Bien que très différents, ils font finalement la même chose : ils « comptent » !

Ils font des additions, des soustractions, il font « chauffer la calculette » afin de savoir qui a droit à quoi, qui mérite quoi ?

Le « prodigue » commence par estimer que son Père lui « doit » son héritage avant de revenir penaud et d’affirmer qu’il ne « mérite » plus rien.

L’autre fils, celui qui est resté, celui qui soit-disant n’a pas fait un pas de travers, qui a respecté la bonne morale, qui a toujours dit « oui à Papa » estime que sa fidélité lui donne aussi des « droits » et qu’il « mérite » de la reconnaissance.

Mais le Père se fiche éperdument de cette sordide comptabilité !
L’amour de Dieu ne se met pas en formule arithmétique, il ne se soupèse pas !

Dans la grande histoire de la Révélation, toute la pédagogie de Dieu consiste justement à « casser » l’image d’un Dieu comptable, genre grand « contrôleur de gestion » qui noterait, sur son tableau « Excel » toutes nos fautes afin de nous faire payer un jour l’addition !

L’Epître de St Paul aux Corinthiens, que nous venons également d’entendre, peut nous aider à sortir de cette logique comptable.

L’Apôtre nous dit que :

« Dieu efface pour tous les hommes le compte de leurs péchés ».

Qu’est- ce que cela veut dire ?

Deux hypothèses :

Première hypothèse : depuis le commencement du monde, Dieu, comme le banquier grognon du « Petit Prince », fait le compte scrupuleux et tatillon de chacun de nos péchés. Puis, dans sa grande mansuétude, il se déclare prêt à « effacer l’ardoise » en envoyant son Fils se sacrifier pour nous, porter à notre place le poids de nos pêchés. Cela s’appelle, dans le jargon religieux, la « substitution » : le Christ serait venu sur terre se substituer à nous, il serait cette « victime sacrificielle » nécessaire qui, par son sang, rachèterait nos fautes.

Deuxième hypothèse : Dieu ne sait pas compter ! Dieu est totalement nul en math ! Jamais, depuis le commencement des temps, il n’a comptabilisé nos fautes.
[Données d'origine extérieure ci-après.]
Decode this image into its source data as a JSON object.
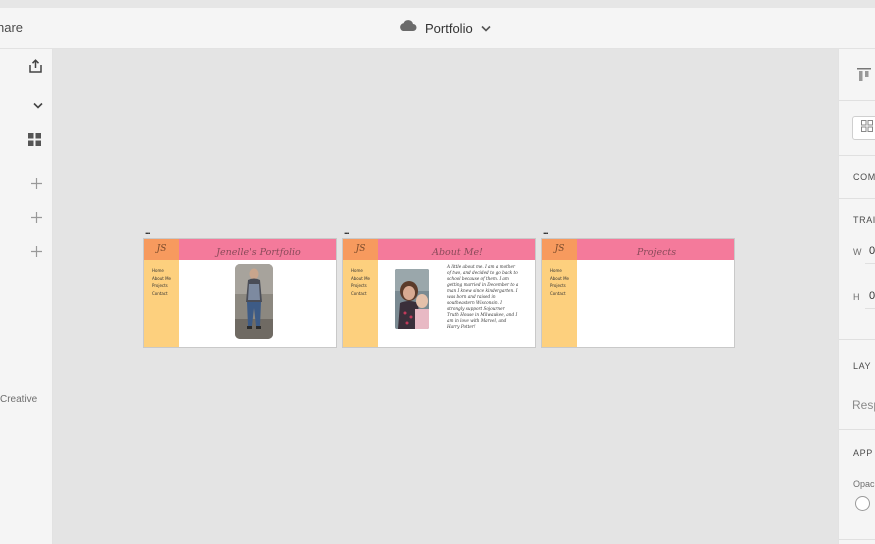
{
  "toolbar": {
    "share_fragment": "hare",
    "document_title": "Portfolio",
    "title_icon": "cloud-icon",
    "dropdown_icon": "chevron-down-icon"
  },
  "left_rail": {
    "icons": [
      "export-icon",
      "chevron-down-icon",
      "grid-icon",
      "plus-icon",
      "plus-icon",
      "plus-icon"
    ],
    "creative_label": "Creative"
  },
  "right_panel": {
    "component_label": "COM",
    "transform_label": "TRAI",
    "width_label": "W",
    "width_value": "0",
    "height_label": "H",
    "height_value": "0",
    "layout_label": "LAY",
    "responsive_label": "Resp",
    "appearance_label": "APP",
    "opacity_label": "Opac"
  },
  "artboards": [
    {
      "more_label": "...",
      "logo": "JS",
      "title": "Jenelle's Portfolio",
      "nav": [
        "Home",
        "About Me",
        "Projects",
        "Contact"
      ]
    },
    {
      "more_label": "...",
      "logo": "JS",
      "title": "About Me!",
      "nav": [
        "Home",
        "About Me",
        "Projects",
        "Contact"
      ],
      "bio_lines": [
        "A little about me. I am a mother",
        "of two, and decided to go back to",
        "school because of them. I am",
        "getting married in December to a",
        "man I knew since kindergarten. I",
        "was born and raised in",
        "southeastern Wisconsin. I",
        "strongly support Sojourner",
        "Truth House in Milwaukee, and I",
        "am in love with Marvel, and",
        "Harry Potter!"
      ]
    },
    {
      "more_label": "...",
      "logo": "JS",
      "title": "Projects",
      "nav": [
        "Home",
        "About Me",
        "Projects",
        "Contact"
      ]
    }
  ],
  "colors": {
    "header_pink": "#f47a9b",
    "logo_orange": "#f79a5e",
    "sidebar_yellow": "#fdd07e",
    "canvas": "#e4e4e4"
  }
}
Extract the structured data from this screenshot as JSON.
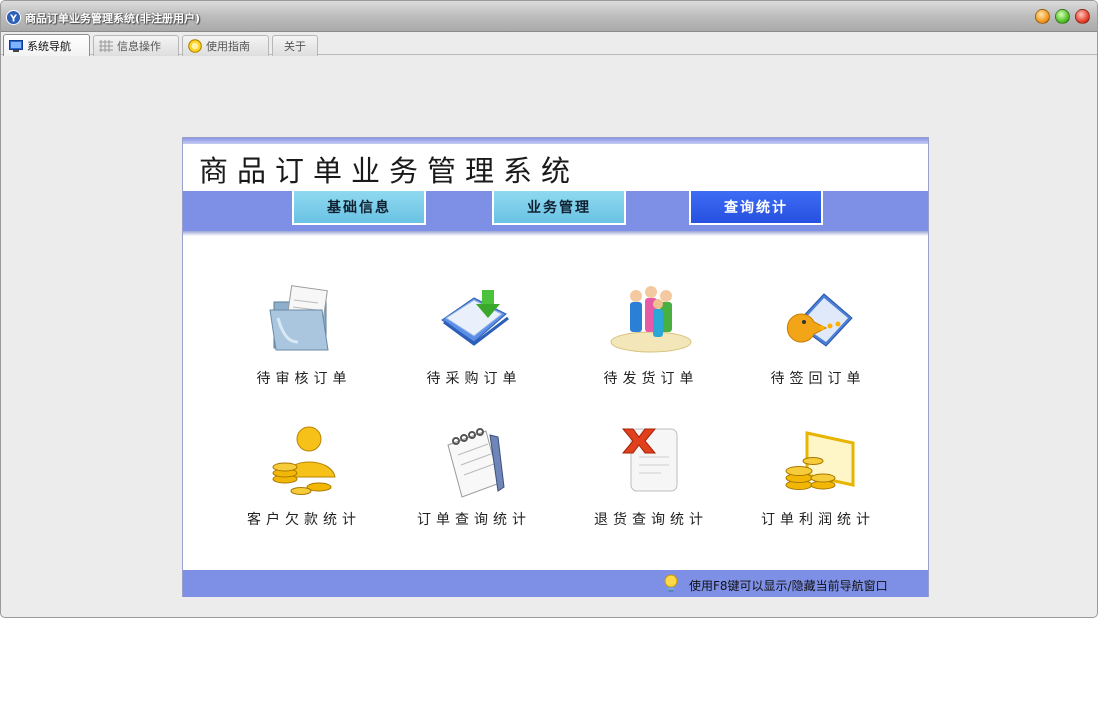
{
  "window": {
    "title": "商品订单业务管理系统(非注册用户)",
    "app_icon": "app-logo-icon",
    "controls": [
      "minimize-icon",
      "maximize-icon",
      "close-icon"
    ]
  },
  "tabs": [
    {
      "label": "系统导航",
      "icon": "monitor-icon",
      "active": true
    },
    {
      "label": "信息操作",
      "icon": "grid-icon",
      "active": false
    },
    {
      "label": "使用指南",
      "icon": "lightbulb-icon",
      "active": false
    },
    {
      "label": "关于",
      "icon": "",
      "active": false
    }
  ],
  "panel": {
    "system_title": "商品订单业务管理系统",
    "menu": [
      {
        "label": "基础信息",
        "active": false
      },
      {
        "label": "业务管理",
        "active": false
      },
      {
        "label": "查询统计",
        "active": true
      }
    ],
    "items": [
      {
        "label": "待审核订单",
        "icon": "folder-document-icon"
      },
      {
        "label": "待采购订单",
        "icon": "download-document-icon"
      },
      {
        "label": "待发货订单",
        "icon": "people-group-icon"
      },
      {
        "label": "待签回订单",
        "icon": "pacman-folder-icon"
      },
      {
        "label": "客户欠款统计",
        "icon": "gold-coins-person-icon"
      },
      {
        "label": "订单查询统计",
        "icon": "notepad-pen-icon"
      },
      {
        "label": "退货查询统计",
        "icon": "document-delete-icon"
      },
      {
        "label": "订单利润统计",
        "icon": "coins-monitor-icon"
      }
    ],
    "footer_hint": "使用F8键可以显示/隐藏当前导航窗口",
    "footer_icon": "lightbulb-icon"
  },
  "colors": {
    "menubar": "#7e8fe6",
    "menu_button": "#6ac2e4",
    "menu_button_active": "#3560ee",
    "window_bg": "#ececec"
  }
}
Et Jésus est venu sur terre tout simplement pour nous le prouver ! Pour nous dévoiler un Dieu d’amour au pardon infini…

Alors, voyez-vous, Frères et Sœurs, le travail de la Révélation, le travail que nous avons, chacune et chacun à mener, consiste sans doute à passer de la première à la seconde hypothèse !

Il nous faut tordre progressivement le cou à l’image d’un Dieu comptable. Lorsqu’il dialogue avec Abraham, Dieu ne parle jamais de « péché » mais « d’alliance ». Il ne compte pas, il aime !
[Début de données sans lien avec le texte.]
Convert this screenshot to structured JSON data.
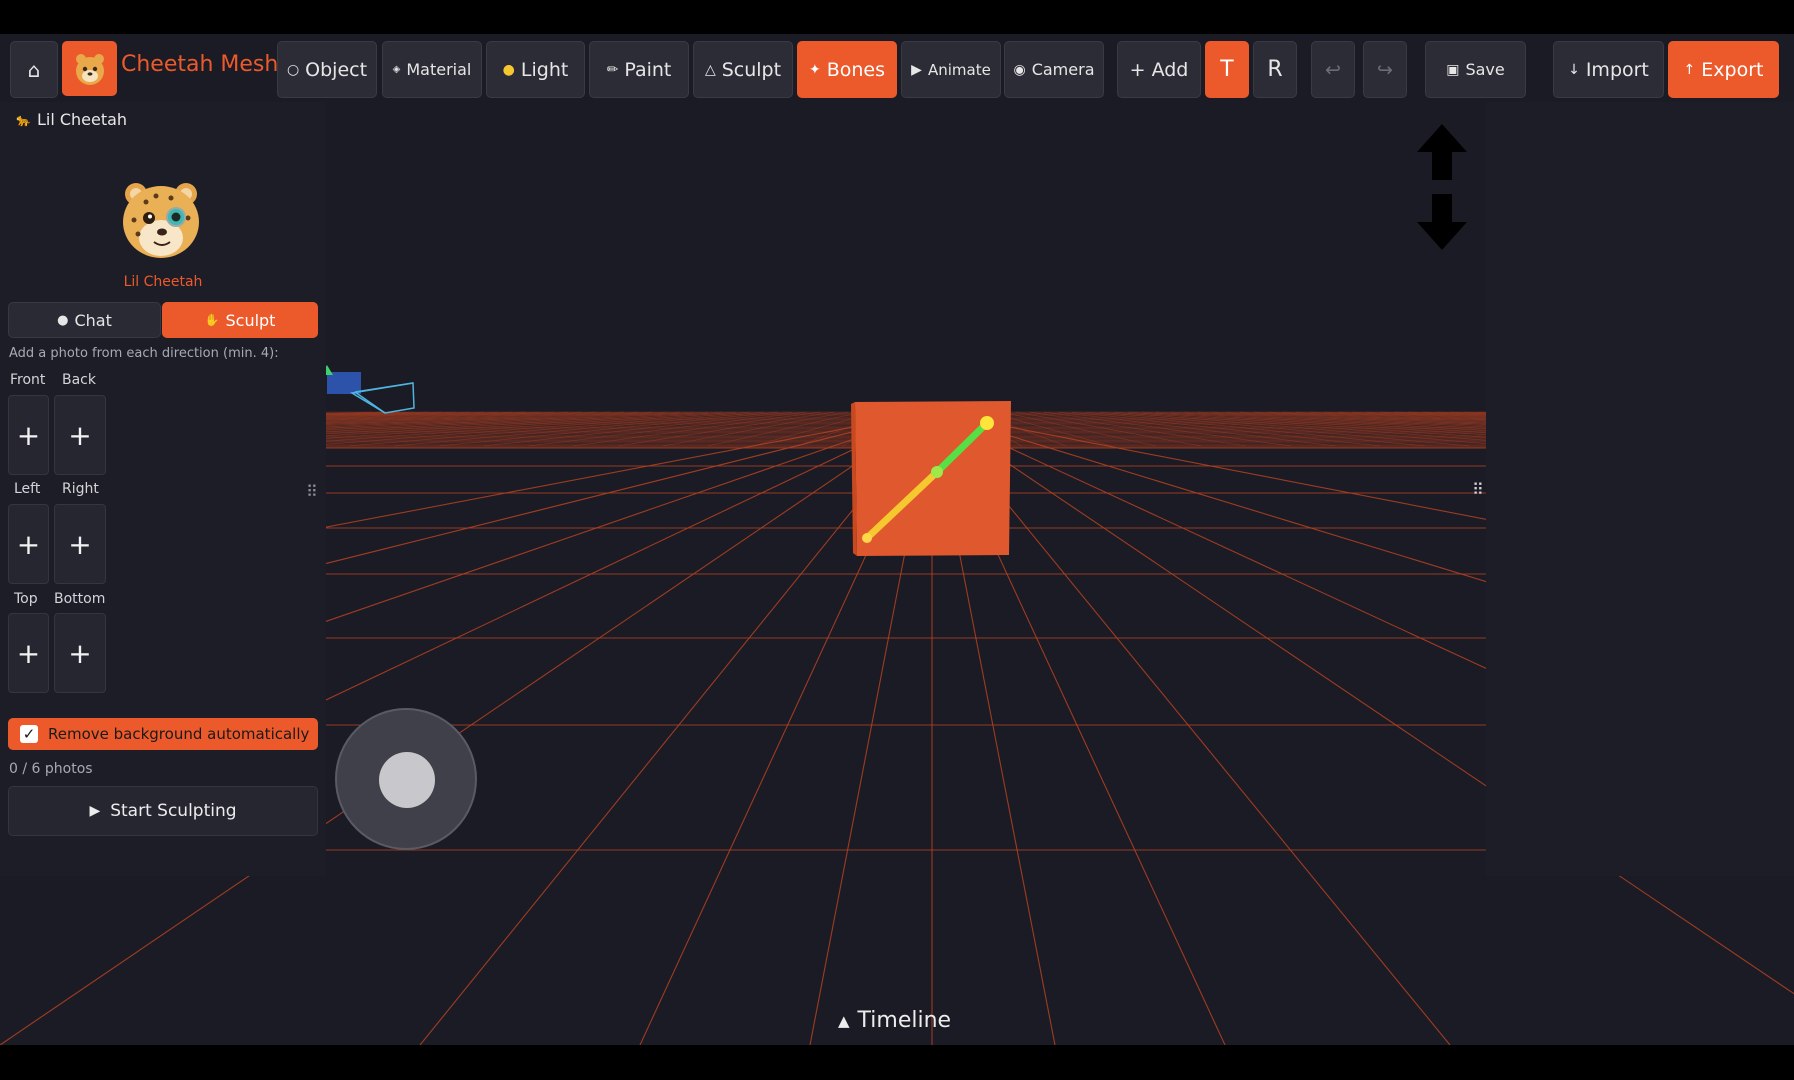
{
  "app": {
    "title": "Cheetah Mesh"
  },
  "toolbar": {
    "home_icon": "home-icon",
    "modes": [
      {
        "label": "Object",
        "icon": "○"
      },
      {
        "label": "Material",
        "icon": "◈"
      },
      {
        "label": "Light",
        "icon": "●"
      },
      {
        "label": "Paint",
        "icon": "✏"
      },
      {
        "label": "Sculpt",
        "icon": "△"
      },
      {
        "label": "Bones",
        "icon": "✦"
      },
      {
        "label": "Animate",
        "icon": "▶"
      },
      {
        "label": "Camera",
        "icon": "◉"
      }
    ],
    "active_mode": "Bones",
    "add_label": "+ Add",
    "transform_t": "T",
    "transform_r": "R",
    "undo_icon": "↩",
    "redo_icon": "↪",
    "save_label": "Save",
    "import_label": "Import",
    "export_label": "Export",
    "accent_color": "#ec5a2c"
  },
  "left_panel": {
    "header": "Lil Cheetah",
    "avatar_name": "Lil Cheetah",
    "tabs": {
      "chat": "Chat",
      "sculpt": "Sculpt"
    },
    "instructions": "Add a photo from each direction (min. 4):",
    "directions": {
      "front": "Front",
      "back": "Back",
      "left": "Left",
      "right": "Right",
      "top": "Top",
      "bottom": "Bottom"
    },
    "add_symbol": "+",
    "remove_background": {
      "label": "Remove background automatically",
      "checked": true
    },
    "photo_count": "0 / 6 photos",
    "start_button": "Start Sculpting"
  },
  "viewport": {
    "timeline_label": "Timeline",
    "grid_color": "#e0542a",
    "cube_color": "#e0582e"
  }
}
Expérience que feront ensuite Moïse, David, Elie, Paul et tant d’autres…

Voici, Frères et Sœurs, une vraie bonne nouvelle pour nous ! Si Dieu ne tient pas le compte de nos fautes, alors, nous n’avons pas de « dette » à lui payer, pas de rétribution à lui verser, il ne va pas nous envoyer les huissiers, nous n’avons pas besoin que Jésus se « substitue » à nous pour laver, dans le bain de son propre sang, notre péché !

Jésus ne prend pas notre place, il ne se substitue pas à nous et à notre liberté. Non, il marche devant nous, il nous précède, il se mêle à notre humanité, il prend le risque total de la liberté humaine, quitte à ce que cette liberté mal utilisée finisse par le clouer sur la croix ! Jésus aime sans condition, sans nous faire signer, au préalable, la moindre reconnaissance de dette…
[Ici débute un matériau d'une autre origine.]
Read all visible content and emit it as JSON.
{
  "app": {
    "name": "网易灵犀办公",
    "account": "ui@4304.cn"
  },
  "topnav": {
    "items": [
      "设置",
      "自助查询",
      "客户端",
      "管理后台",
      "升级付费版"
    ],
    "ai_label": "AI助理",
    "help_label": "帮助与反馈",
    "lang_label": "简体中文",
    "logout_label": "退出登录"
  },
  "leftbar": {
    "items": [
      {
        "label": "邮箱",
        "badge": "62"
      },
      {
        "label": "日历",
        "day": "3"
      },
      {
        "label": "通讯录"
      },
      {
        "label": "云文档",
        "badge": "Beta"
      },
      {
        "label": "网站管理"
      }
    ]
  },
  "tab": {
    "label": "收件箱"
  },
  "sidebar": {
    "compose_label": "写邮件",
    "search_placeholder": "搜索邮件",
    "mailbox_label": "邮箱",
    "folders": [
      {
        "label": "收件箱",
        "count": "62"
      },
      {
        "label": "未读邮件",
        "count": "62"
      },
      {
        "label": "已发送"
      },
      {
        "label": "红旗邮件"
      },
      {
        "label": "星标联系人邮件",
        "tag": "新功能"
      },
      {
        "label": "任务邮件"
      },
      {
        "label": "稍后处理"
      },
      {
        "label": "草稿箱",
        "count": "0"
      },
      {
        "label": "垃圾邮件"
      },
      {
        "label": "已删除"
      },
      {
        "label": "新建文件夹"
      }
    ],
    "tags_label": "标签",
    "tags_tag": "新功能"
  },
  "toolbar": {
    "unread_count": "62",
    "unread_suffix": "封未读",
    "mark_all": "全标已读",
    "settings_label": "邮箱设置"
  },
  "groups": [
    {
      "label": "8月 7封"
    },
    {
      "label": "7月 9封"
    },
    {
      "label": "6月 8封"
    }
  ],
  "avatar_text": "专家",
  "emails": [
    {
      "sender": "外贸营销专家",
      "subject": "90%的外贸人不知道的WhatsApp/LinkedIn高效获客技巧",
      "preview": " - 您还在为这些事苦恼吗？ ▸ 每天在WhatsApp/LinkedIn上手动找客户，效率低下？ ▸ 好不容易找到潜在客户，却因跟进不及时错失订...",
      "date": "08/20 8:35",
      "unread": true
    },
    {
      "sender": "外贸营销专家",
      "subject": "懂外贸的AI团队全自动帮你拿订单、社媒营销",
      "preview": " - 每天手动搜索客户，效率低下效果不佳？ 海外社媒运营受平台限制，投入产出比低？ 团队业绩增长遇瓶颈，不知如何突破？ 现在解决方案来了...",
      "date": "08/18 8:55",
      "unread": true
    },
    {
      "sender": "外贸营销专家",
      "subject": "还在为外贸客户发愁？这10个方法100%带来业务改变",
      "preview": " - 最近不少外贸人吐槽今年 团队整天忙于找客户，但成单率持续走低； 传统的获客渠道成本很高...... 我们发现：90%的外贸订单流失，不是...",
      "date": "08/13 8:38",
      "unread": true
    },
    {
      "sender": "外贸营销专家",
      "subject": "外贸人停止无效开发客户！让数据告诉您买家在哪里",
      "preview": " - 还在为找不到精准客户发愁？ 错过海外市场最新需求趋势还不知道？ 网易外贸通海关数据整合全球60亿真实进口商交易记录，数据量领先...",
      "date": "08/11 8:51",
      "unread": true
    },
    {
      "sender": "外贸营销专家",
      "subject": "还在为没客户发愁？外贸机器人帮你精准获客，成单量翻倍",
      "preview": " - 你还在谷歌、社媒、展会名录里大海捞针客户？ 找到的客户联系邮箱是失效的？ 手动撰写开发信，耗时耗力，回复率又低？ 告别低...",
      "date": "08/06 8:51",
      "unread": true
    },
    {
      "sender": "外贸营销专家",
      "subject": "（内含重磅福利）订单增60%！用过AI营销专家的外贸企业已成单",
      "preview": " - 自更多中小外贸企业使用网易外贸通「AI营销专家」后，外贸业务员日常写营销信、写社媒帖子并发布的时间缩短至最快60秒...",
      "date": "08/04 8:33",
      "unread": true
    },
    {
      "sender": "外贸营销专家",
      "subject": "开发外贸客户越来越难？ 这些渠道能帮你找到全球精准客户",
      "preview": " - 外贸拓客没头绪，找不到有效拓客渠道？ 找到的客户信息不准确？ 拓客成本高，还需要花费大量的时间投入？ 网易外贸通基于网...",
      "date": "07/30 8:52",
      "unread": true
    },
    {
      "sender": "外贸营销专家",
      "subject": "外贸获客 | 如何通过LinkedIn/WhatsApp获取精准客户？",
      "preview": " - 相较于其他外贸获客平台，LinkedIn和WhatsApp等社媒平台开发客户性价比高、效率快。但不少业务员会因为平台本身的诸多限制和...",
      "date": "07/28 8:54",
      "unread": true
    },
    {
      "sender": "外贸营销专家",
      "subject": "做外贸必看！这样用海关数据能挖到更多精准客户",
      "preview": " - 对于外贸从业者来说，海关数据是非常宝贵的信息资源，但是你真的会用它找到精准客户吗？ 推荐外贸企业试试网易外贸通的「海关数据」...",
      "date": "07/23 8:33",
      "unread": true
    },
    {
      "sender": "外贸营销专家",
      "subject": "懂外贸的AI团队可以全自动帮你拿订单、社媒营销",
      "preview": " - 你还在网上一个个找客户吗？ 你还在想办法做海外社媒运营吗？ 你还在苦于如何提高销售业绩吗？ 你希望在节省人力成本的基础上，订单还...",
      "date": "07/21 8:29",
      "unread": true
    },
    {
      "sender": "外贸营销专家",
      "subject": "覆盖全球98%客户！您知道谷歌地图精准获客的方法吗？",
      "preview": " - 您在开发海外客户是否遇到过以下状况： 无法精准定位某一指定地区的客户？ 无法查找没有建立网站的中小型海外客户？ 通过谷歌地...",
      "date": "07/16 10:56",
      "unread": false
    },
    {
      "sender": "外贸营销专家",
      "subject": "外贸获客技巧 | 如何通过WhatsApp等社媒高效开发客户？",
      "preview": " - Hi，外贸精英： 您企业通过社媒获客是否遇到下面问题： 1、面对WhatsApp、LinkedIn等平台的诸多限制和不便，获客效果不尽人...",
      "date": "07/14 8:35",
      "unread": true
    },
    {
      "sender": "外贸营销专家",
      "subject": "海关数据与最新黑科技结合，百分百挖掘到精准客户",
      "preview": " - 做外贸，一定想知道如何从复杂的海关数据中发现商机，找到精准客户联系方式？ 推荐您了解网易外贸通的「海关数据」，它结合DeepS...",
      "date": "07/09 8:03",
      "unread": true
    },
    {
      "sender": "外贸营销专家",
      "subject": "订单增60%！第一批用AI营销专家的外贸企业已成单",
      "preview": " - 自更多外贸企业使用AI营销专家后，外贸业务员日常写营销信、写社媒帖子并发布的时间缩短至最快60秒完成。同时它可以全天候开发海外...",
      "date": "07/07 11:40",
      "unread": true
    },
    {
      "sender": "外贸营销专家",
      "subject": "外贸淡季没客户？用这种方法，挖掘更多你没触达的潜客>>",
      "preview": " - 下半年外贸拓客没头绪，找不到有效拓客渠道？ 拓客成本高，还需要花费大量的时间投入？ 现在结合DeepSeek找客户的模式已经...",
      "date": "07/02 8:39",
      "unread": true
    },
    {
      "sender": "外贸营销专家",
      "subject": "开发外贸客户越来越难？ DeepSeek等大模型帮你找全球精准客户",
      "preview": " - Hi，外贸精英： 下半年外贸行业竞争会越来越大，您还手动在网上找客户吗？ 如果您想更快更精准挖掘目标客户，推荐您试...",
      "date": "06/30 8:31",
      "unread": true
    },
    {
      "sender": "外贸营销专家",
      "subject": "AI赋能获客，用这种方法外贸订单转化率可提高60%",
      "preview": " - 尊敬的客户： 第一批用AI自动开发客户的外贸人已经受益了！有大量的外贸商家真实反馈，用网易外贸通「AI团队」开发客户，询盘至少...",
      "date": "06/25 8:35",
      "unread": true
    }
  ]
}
La vraie bonne nouvelle, Frères et Sœurs, c’est que Dieu n’a jamais fait le moindre compte de nos fautes. Que toujours son amour et son pardon nous précèdent. Toujours, il est ce Dieu, « lent à la colère et plein d’amour ». Cela ne gomme en rien notre responsabilité et l’impérieuse nécessité que nous avons à lutter contre notre péché, à nous convertir.
Se convertir, c’est, affirme Saint Paul dans notre épître, « se laisser réconcilier ».
Nous avons une triple réconciliation à opérer :

- d’abord nous réconcilier avec nous-même, car nous sommes souvent les premiers comptables de nos fautes, les premiers juges impitoyables de nos fragilités. Nous portons sur nos frêles épaules le poids de notre culpabilité. Nous jouons les comptables avec nos propres fautes. Nous estimons que nous ne méritons pas le pardon et l’amour de Dieu. Mais rappelons ce que nous dit Saint Paul : « Si ton cœur te condamne, Dieu est plus grand que ton cœur » !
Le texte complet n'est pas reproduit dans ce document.